Rock Moss Review by LensCulture

Rock Moss is a series of 14 images I took while visiting Glacier National Park in July 2018. It was a rainy day when I came across areas that had exposed rock with contrasting green vegetation. It reminded me of my Loveland Pass 2014 series of lichens on the continental divide and a close-up photo series of plants in my backyard. Besides the contrast between the hard rock and soft moss and vegetation, there is a wonderful mix of contrasting colours of greens and magenta. When I was photographing I composed each image with these factors in mind; composition, texture and colour.  I submitted 8 of the images to for review. Below is their very complimentary review.



I have taken some time to study James Harper’s series, Rock Moss, looking for visual clues that point to what Harper is trying to accomplish with his photography practice. Harper includes a brief statement about his photography, saying that he, “composed each image with these factors in mind; composition, texture and colour.” He moves in close to reveal fascinating visual observations! His images also show that he is aware of this intimate relationship between these natural scenes and human beings.


I see Harper’s photos as painterly and, in a way, abstract compositions of color, texture, and wetness. And I see that he is fascinated by the way the position of the camera can create painterly designs, especially when the frame isolates the subject matter from its surroundings. The organic structures and the textures in the frame define new visual structures in space. His painterly photos remind us all of the wonders the forest holds and the interdependence we have with these earthly beings. His portfolio also reminds us of their beauty!


I think Harper’s visual observations are very unique. From a practical perspective, he walks throughout the forest, study patches of lichens and moss, moves in and out of light and shadow while looking for what catches his eye. I think this is a good description of what a lot of photographers do. Out of the infinite photographic possibilities that arise around him, these meaningful compositions are most likely to catch HIS eye – the same scenes that go mostly unnoticed by others. His thoughtful attention to these subjects and the way they relate to the viewer of the photos creates images that influence the way other people see these natural environmental subjects.


On the surface these images have a type of visual complexity that concentrates on surface structure and rich colors, but I also find them to be conceptually complex! These photos create a sense of mood, atmosphere, and drama. The designs lead the eye up, down, and throughout the frame in a way that makes the viewer feel as though they may have walked by these scenes and not noticed them. To me, the photos are interesting because they blur the line between art photography, painting, and abstract design. I find that Harper’s statement perfectly aligns with the images, yet he could say even more! It would be great to hear more of his thoughts, his inspirations.


Harper’s visual observations are clearly important characters in his stories. I think he is also asking that the viewer be sensitive enough to look deeply at his images, to see the details he has included in the frame and to consider how the natural structures relate to the size and colors of the organic forms. His compositions are somewhat abstract (especially while looking at them on a computer screen). They focus on shapes with little indications of scale and orientation. If scale does exist, then it is only in the imagination of the viewer. The viewer tries to find their bearings by bringing their own experiences of mossy nooks to the photos.
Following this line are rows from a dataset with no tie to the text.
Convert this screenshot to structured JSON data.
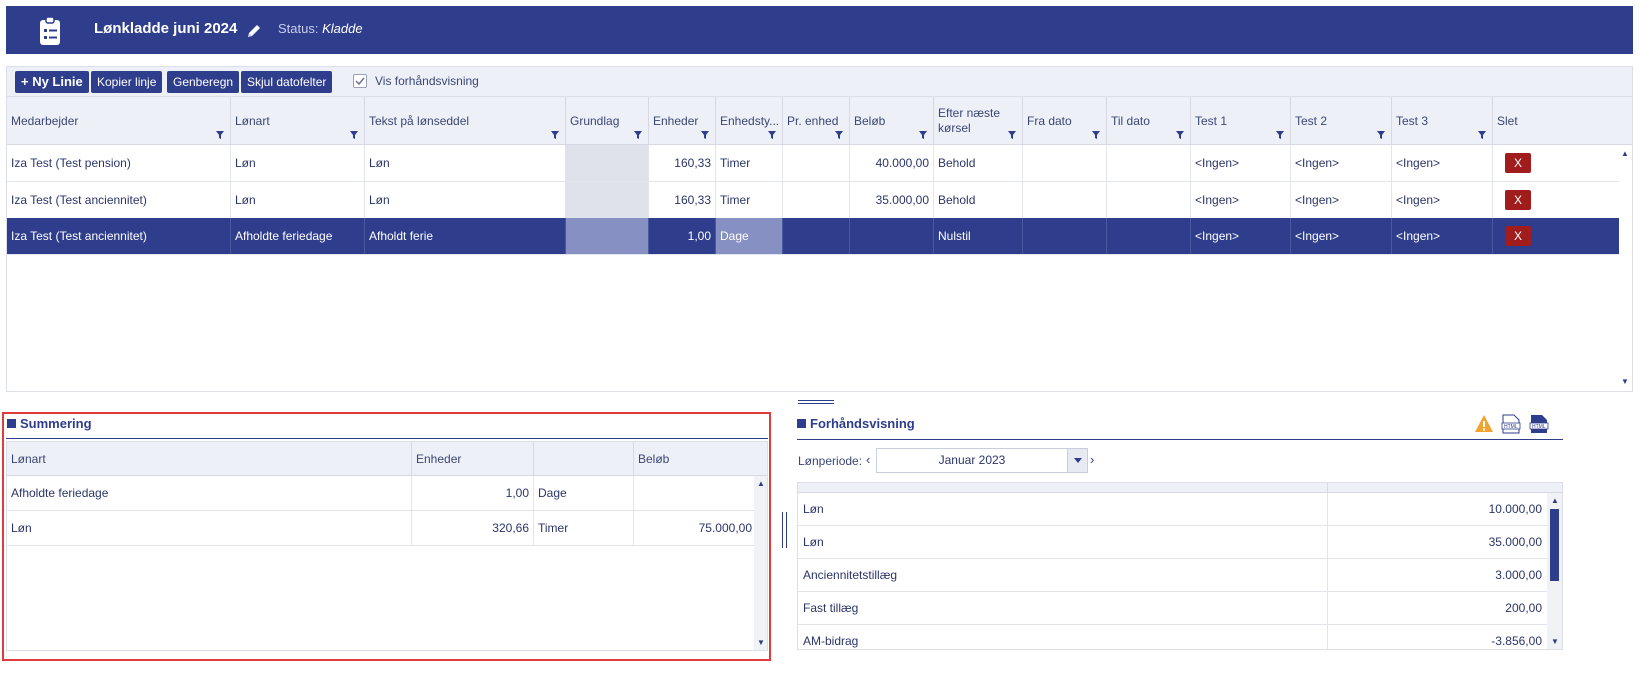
{
  "header": {
    "title": "Lønkladde juni 2024",
    "status_label": "Status:",
    "status_value": "Kladde",
    "icon": "clipboard-list-icon",
    "edit_icon": "pencil-icon"
  },
  "toolbar": {
    "new_line": "+ Ny Linie",
    "copy_line": "Kopier linje",
    "recalc": "Genberegn",
    "hide_dates": "Skjul datofelter",
    "preview_checkbox_label": "Vis forhåndsvisning",
    "preview_checked": true
  },
  "grid": {
    "columns": [
      "Medarbejder",
      "Lønart",
      "Tekst på lønseddel",
      "Grundlag",
      "Enheder",
      "Enhedsty...",
      "Pr. enhed",
      "Beløb",
      "Efter næste kørsel",
      "Fra dato",
      "Til dato",
      "Test 1",
      "Test 2",
      "Test 3",
      "Slet"
    ],
    "rows": [
      {
        "employee": "Iza Test (Test pension)",
        "wage_type": "Løn",
        "text": "Løn",
        "basis": "",
        "units": "160,33",
        "unit_type": "Timer",
        "per_unit": "",
        "amount": "40.000,00",
        "after_next": "Behold",
        "from": "",
        "to": "",
        "test1": "<Ingen>",
        "test2": "<Ingen>",
        "test3": "<Ingen>",
        "delete": "X",
        "selected": false
      },
      {
        "employee": "Iza Test (Test anciennitet)",
        "wage_type": "Løn",
        "text": "Løn",
        "basis": "",
        "units": "160,33",
        "unit_type": "Timer",
        "per_unit": "",
        "amount": "35.000,00",
        "after_next": "Behold",
        "from": "",
        "to": "",
        "test1": "<Ingen>",
        "test2": "<Ingen>",
        "test3": "<Ingen>",
        "delete": "X",
        "selected": false
      },
      {
        "employee": "Iza Test (Test anciennitet)",
        "wage_type": "Afholdte feriedage",
        "text": "Afholdt ferie",
        "basis": "",
        "units": "1,00",
        "unit_type": "Dage",
        "per_unit": "",
        "amount": "",
        "after_next": "Nulstil",
        "from": "",
        "to": "",
        "test1": "<Ingen>",
        "test2": "<Ingen>",
        "test3": "<Ingen>",
        "delete": "X",
        "selected": true
      }
    ]
  },
  "summary": {
    "title": "Summering",
    "columns": [
      "Lønart",
      "Enheder",
      "",
      "Beløb"
    ],
    "rows": [
      {
        "wage_type": "Afholdte feriedage",
        "units": "1,00",
        "unit_type": "Dage",
        "amount": ""
      },
      {
        "wage_type": "Løn",
        "units": "320,66",
        "unit_type": "Timer",
        "amount": "75.000,00"
      }
    ]
  },
  "preview": {
    "title": "Forhåndsvisning",
    "period_label": "Lønperiode:",
    "period_value": "Januar 2023",
    "icons": [
      "warning-icon",
      "html-file-icon",
      "html-export-icon"
    ],
    "rows": [
      {
        "label": "Løn",
        "amount": "10.000,00"
      },
      {
        "label": "Løn",
        "amount": "35.000,00"
      },
      {
        "label": "Anciennitetstillæg",
        "amount": "3.000,00"
      },
      {
        "label": "Fast tillæg",
        "amount": "200,00"
      },
      {
        "label": "AM-bidrag",
        "amount": "-3.856,00"
      }
    ]
  }
}
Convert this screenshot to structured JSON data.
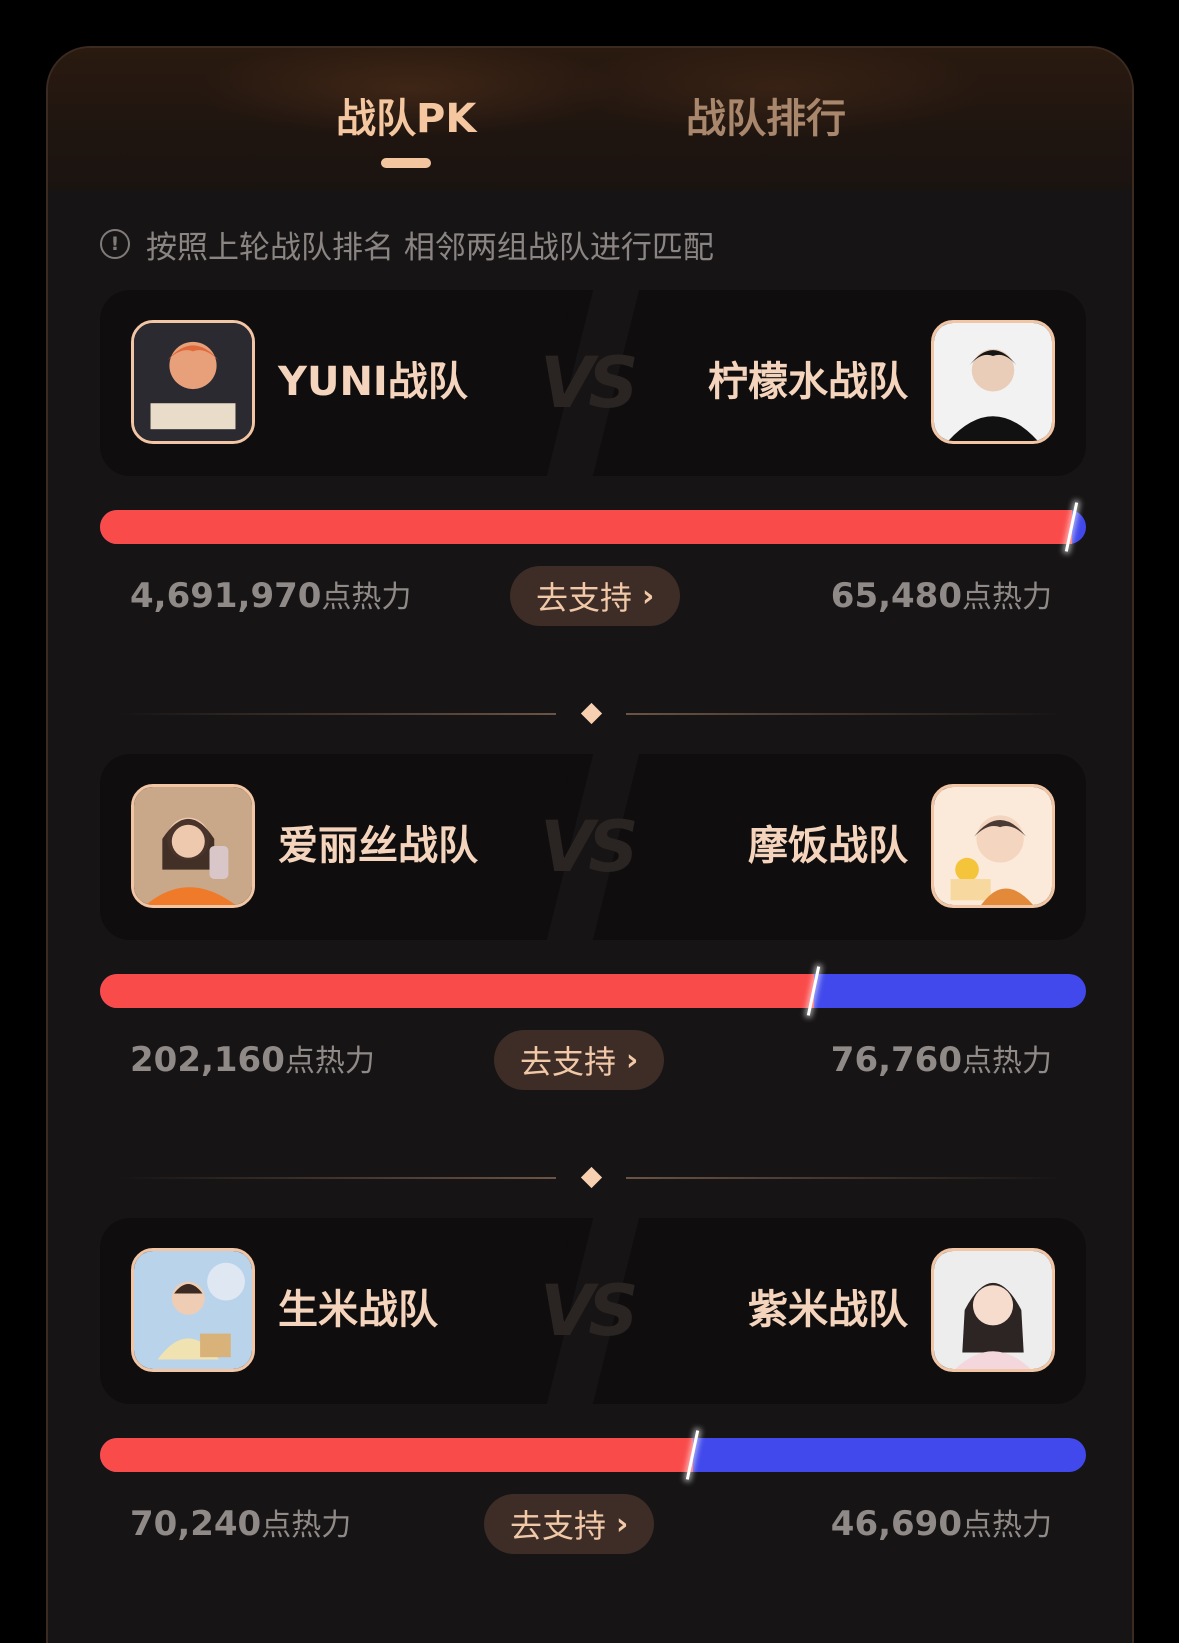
{
  "tabs": [
    {
      "label": "战队PK",
      "active": true
    },
    {
      "label": "战队排行",
      "active": false
    }
  ],
  "notice": {
    "icon": "info-icon",
    "text": "按照上轮战队排名 相邻两组战队进行匹配"
  },
  "vs_label": "VS",
  "unit": "点热力",
  "support_label": "去支持",
  "matches": [
    {
      "left": {
        "name": "YUNI战队",
        "score": "4,691,970"
      },
      "right": {
        "name": "柠檬水战队",
        "score": "65,480"
      },
      "left_share": 0.986
    },
    {
      "left": {
        "name": "爱丽丝战队",
        "score": "202,160"
      },
      "right": {
        "name": "摩饭战队",
        "score": "76,760"
      },
      "left_share": 0.724
    },
    {
      "left": {
        "name": "生米战队",
        "score": "70,240"
      },
      "right": {
        "name": "紫米战队",
        "score": "46,690"
      },
      "left_share": 0.601
    }
  ],
  "colors": {
    "accent": "#f4c7a1",
    "red": "#fa4b4b",
    "blue": "#4149ec"
  }
}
And while the viewer explores, he/she is confronted with bringing their own imagination to the scenes.


I definitely see that Harper captured patterns, textures, and shapes that point to isolated “places” that may be hard to locate. In all the photos there is a kind of ambience that is a kaleidoscope of color, mysterious, and full of drama. The images also function in a way that communicates his experience to the viewer. Anyone that is willing to set aside their compulsion to have to identify what they are looking at will relate to the feelings and emotions his images communicate.
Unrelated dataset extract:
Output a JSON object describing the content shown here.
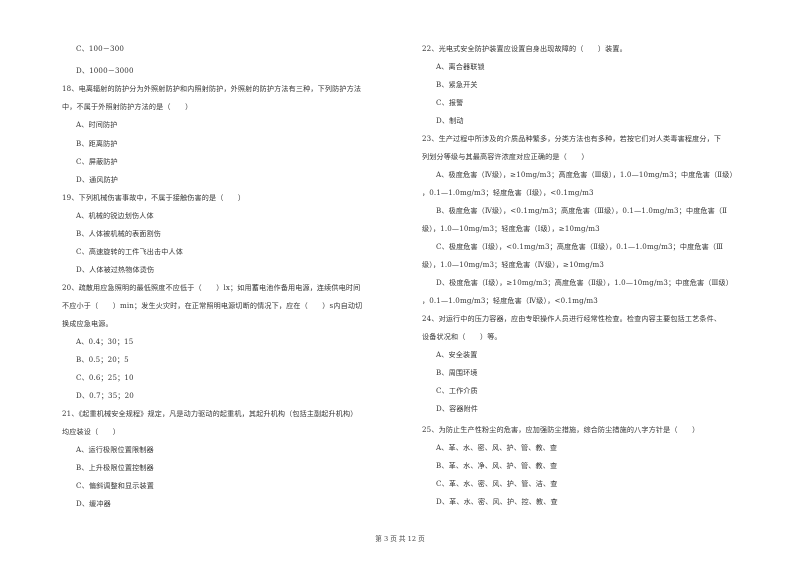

The photos in the Rock Moss series talk about the way we are so closely related to the natural environment and how fragile it is. We are physically interdependent with these carpets of greenery as living beings on this earth. In addition, they are beautiful photographic subjects! Each plant, like each person, has its own personality, physical characteristics, and emotional expressiveness. I can imagine these photos printed large, to inspire feelings of awe by creating a sense of scale for the viewer. Large-scale presentation could prompt the viewer to feel small when confronted by the ideas of standing in front of these textural designs. Viewers would feel confronted with unexpected perspectives and that could inspire creative interpretations. I also imagine that the photos would be effective in a book. I think his ideas, combined with the photos will make a more cohesive presentation.  With a book, the viewer can hold the images, making the interaction more personal.


Harper’s images are very dynamic. They are full of observations and questions about life and beauty in the forest! His images prove that being observant and investigating is very exciting and who knows where it will lead. I also don’t feel like Harper needs to be married to the photography world. My advice is that he enters juried art exhibitions and/or shows his work within art communities. I think that his images would do well in an “art” environment. His photos really do cross a lot of boundaries, which is highly encouraged in the art world.

I have enjoyed looking at Harper’s photos and it is clear that photography is one of his passions! His images and his project are very thought provoking and creative. They are full of stories waiting to be discovered! I very much enjoyed looking at his photos and I appreciate the way his images are masterfully considered and carefully designed. I look forward to seeing what Harper will do next!